Bourbon, which by act of Congress is the official spirit of the United States, takes its name from Bourbon County in Kentucky, where it was first produced in 1789 by a Baptist minister.
The Mayflower, the ship that brought Pilgrims to colonial America, ordinarily transported alcohol between Spain and England. Ironically, the Pilgrims stopped at Plymouth because the ship was running low on alcohol. In the colonies, beer or distilled alcohol was safer to drink than water, which was usually unpotable and carried diseases like typhus. This might explain the success of George Washington’s distillery at Mount Vernon. In 1798, Washington’s distillery at Mount Vernon produced 11,000 gallons of whiskey and produced a profit of $7,500.
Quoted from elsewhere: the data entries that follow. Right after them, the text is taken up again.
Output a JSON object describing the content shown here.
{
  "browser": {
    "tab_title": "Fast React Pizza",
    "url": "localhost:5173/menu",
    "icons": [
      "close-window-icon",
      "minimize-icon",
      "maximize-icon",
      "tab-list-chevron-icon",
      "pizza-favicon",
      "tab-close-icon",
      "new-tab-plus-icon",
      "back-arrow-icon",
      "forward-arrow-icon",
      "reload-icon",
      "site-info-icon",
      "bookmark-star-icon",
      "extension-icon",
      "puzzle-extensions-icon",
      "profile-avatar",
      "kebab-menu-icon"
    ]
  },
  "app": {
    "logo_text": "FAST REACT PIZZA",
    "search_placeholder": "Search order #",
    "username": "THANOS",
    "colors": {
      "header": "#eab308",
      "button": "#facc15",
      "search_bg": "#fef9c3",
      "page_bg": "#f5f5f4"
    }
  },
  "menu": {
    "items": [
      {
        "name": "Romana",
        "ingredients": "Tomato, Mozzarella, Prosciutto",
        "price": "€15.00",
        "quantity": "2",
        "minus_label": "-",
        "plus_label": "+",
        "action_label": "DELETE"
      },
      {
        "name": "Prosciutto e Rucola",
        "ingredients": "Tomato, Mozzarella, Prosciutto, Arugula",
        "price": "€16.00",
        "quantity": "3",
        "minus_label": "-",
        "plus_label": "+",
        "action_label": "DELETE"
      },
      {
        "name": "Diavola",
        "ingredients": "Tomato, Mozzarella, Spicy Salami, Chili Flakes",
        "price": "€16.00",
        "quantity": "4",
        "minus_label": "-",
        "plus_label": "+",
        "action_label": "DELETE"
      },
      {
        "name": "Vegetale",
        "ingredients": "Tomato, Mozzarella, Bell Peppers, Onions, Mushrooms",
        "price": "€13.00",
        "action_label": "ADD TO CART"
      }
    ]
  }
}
The favorite cocktails of several former U.S. Presidents are reported to include: gin and tonic (Gerald Ford); Martini (Herbert Hoover); rum and coke (Richard Nixon); scotch or brandy (Franklin Roosevelt); Bourbon (Harry Truman); and scotch and soda (Lyndon B. Johnson).
Frederick the Great of Prussia tried to ban the consumption of coffee and demanded that the populace drink alcohol instead.
Among the Bagonda people of Uganda, the several widows of a recently deceased king have the distinctive honor of drinking the beer in which his bowels have been cleaned.
In ancient Babylon, a bride’s father supplied his son-in-law with all the mead (a drink made of fermented honey) he could drink for a month after the wedding. This period was called the “honey month,” or what we now call the “honeymoon.”
Drinking lowers rather than raises the body temperature. There is an illusion of increased heat because alcohol causes the capillaries to dilate and fill with more warm blood.